Building Customer Service That Reflects Clinical Excellence

By: Martin Kinnunen

The restaurant analogy fit perfectly as Verlon Salley discussed the three-year Radiology renovation project at UPMC Presbyterian and how the work has involved more than equipment installations, bricks and mortar.

“A restaurant that remodels and reopens with a new kitchen and décor will ultimately fail if the staff provides subpar customer service,” said  Salley, executive director of Imaging, UPMC Presbyterian Shadyside.

“We can’t be that restaurant. Our customer service has to be excellent and reflect the state-of-the-art equipment, new procedure suites, renovated work areas, and other outstanding improvements we have made to our department,” Salley explained.

To make that happen, Salley introduced his staff about a year ago to a customer service tool called AIDET — an acronym for Acknowledge, Introduce, Duration, Explain, and Thank you.

Since then, Press Ganey scores in the Test or Treatment section, where patients rate staff on friendliness, skill, level of concern for patient comfort, and other criteria, have increased for Imaging Services on both campuses.

AIDET CollageTo get the ball rolling, small focus groups of technologists at UPMC Presbyterian Diagnostic Imaging Services and their counterparts at UPMC Shadyside met to discuss customer service issues.

Common themes emerged. For example, the need to speak to patients using words and terms that they understand was identified as an area for improvement. Each focus group member then was “deputized” to introduce AIDET to their co-workers.
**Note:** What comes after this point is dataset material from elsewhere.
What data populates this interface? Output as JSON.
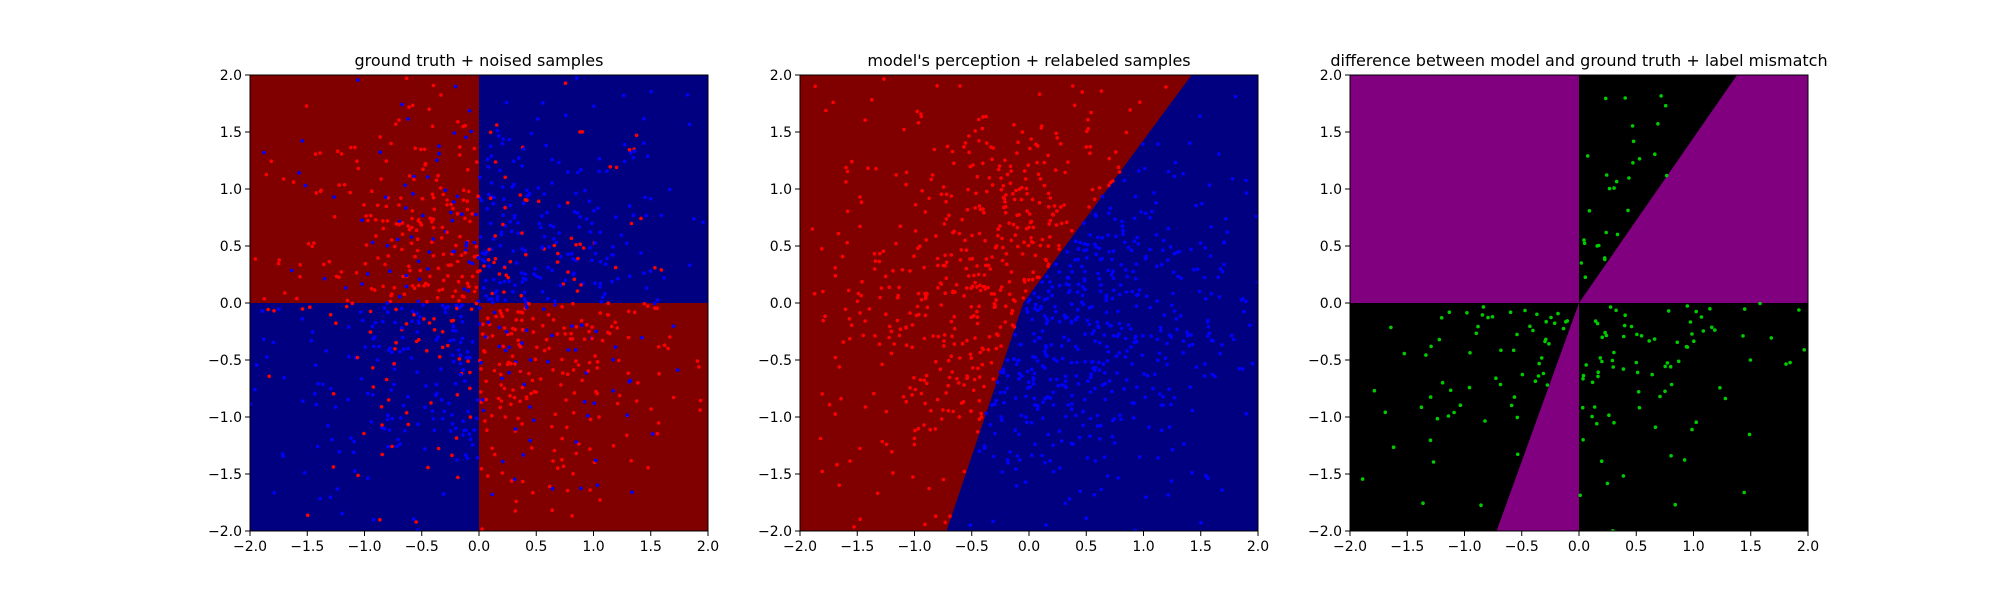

Donna Rhodes, a CT specialist who served on the focus group at UPMC Presbyterian, said AIDET has driven improvements. “Sometimes we can get busy and we forget our patients may not understand the terms we use,” she explained. For instance, some patients may not understand the term “contrast.” However, most people do understand the term “x-ray dye.”

“Patients also need to know that we are focused on them,” and the elements within AIDET address this concern, added Rhodes. Making the effort to acknowledge patients by walking with them and not in front of them builds trust. Keeping patents and families informed about any delays throughout the duration of their visit reduces anxiety.

And, as part of a proper thank-you, patients should be walked out of the department and asked if they require assistance finding their way to their next appointment, Rhodes said.

Imaging Services staff whose names appear frequently in Press Ganey comments or are recognized by their colleagues for exceptional customer service are eligible to receive Starbucks gift cards in a quarterly rewards program.

“Our program has worked because we allow staff to make suggestions and reward them for providing excellent customer service,” Salley said.

Renovation of UPMC Presbyterian Diagnostic Imaging Services began in 2012. The fourth and final phase of the project is scheduled for completion in February 2015. It has been a comprehensive renovation involving the installation of new MRIs and CT scanners, as well as new ultrasound, fluoroscopy, and intervention radiology equipment.

Patient comfort has been major component of the renovation. In addition to new waiting rooms, hallways and other areas have large colorful photos of various landscapes. The artwork is called “distraction therapy” and is designed to relieve anxieties.

Also as part of the project, many Radiology services were relocated out of the former Children’s Hospital tower, a large portion of which will be demolished starting in early 2015.